Pathologists interviewed by CNN say they're concerned that a man who has no formal education in pathology is giving testimony in court that could possibly help put innocent people in jail or let guilty people go free.
"I would certainly say questions should be raised about any case in which he has a part," said Mary Case, the chief medical examiner for St.

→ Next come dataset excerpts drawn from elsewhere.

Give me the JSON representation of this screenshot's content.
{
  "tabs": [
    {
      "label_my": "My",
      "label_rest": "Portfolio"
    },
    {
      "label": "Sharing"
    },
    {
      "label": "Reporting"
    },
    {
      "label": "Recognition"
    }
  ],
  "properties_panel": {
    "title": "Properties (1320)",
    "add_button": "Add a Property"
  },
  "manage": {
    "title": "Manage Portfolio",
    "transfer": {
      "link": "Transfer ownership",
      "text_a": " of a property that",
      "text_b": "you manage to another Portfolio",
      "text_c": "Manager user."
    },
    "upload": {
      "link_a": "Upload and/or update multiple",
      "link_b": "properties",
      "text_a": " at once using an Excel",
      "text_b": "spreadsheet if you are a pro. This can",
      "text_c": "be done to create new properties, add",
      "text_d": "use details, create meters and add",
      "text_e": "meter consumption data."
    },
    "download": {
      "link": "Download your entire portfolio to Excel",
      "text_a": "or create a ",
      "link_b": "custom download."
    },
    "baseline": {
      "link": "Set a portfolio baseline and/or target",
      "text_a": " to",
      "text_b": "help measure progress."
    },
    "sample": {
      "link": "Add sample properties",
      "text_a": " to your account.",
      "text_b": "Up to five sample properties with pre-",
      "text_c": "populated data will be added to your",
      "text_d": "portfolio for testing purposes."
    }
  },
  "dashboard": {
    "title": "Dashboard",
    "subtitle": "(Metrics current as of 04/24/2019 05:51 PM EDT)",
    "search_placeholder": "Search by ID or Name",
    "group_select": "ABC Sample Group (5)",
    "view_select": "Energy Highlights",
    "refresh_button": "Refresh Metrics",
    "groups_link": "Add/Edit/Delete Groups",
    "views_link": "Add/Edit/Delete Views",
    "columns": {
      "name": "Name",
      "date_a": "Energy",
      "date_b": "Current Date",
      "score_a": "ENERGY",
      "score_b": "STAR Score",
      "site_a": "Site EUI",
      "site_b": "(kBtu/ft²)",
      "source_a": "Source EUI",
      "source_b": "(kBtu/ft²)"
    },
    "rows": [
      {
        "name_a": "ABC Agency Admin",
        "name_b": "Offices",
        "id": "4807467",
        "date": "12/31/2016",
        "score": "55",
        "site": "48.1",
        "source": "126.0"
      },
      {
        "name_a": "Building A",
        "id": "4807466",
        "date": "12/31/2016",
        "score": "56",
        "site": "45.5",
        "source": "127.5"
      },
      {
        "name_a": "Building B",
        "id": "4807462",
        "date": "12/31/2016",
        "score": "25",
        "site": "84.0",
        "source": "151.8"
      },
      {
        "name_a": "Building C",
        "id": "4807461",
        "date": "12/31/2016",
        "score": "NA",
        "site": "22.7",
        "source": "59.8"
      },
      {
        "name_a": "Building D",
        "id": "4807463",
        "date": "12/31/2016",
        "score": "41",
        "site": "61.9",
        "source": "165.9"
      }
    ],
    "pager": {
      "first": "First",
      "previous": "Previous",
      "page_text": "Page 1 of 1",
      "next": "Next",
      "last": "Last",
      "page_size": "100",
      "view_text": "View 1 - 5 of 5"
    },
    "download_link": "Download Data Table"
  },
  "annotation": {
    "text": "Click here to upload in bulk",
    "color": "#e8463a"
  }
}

Louis County.
As for the case where an attorney was handed a brain in a bucket, a Kansas widow who wanted to know the cause of her husband's dementia sued Parcells after he told her he would remove her husband's brain from his body and send it to Harvard Medical School for analysis.
The widow, Judy Walker, said she paid Parcells $1,250 in 2011 but never received a report from Harvard. Her lawyer, Michael Hodges, said about three years later -- after the lawsuit was filed -- she received a report from a doctor in New York.
Hodges said he's not sure if the brain in the bucket belongs to Walker's late husband, Michael Doris, or if it's even a brain at all.
"Plaintiff now believes that her husband's brain has been lost or destroyed," according to the complaint.
Parcells says that's why he brought Walker's late husband's brain to the deposition. And if she ever wants it, he says, it's in his lab in Topeka, safe and secure.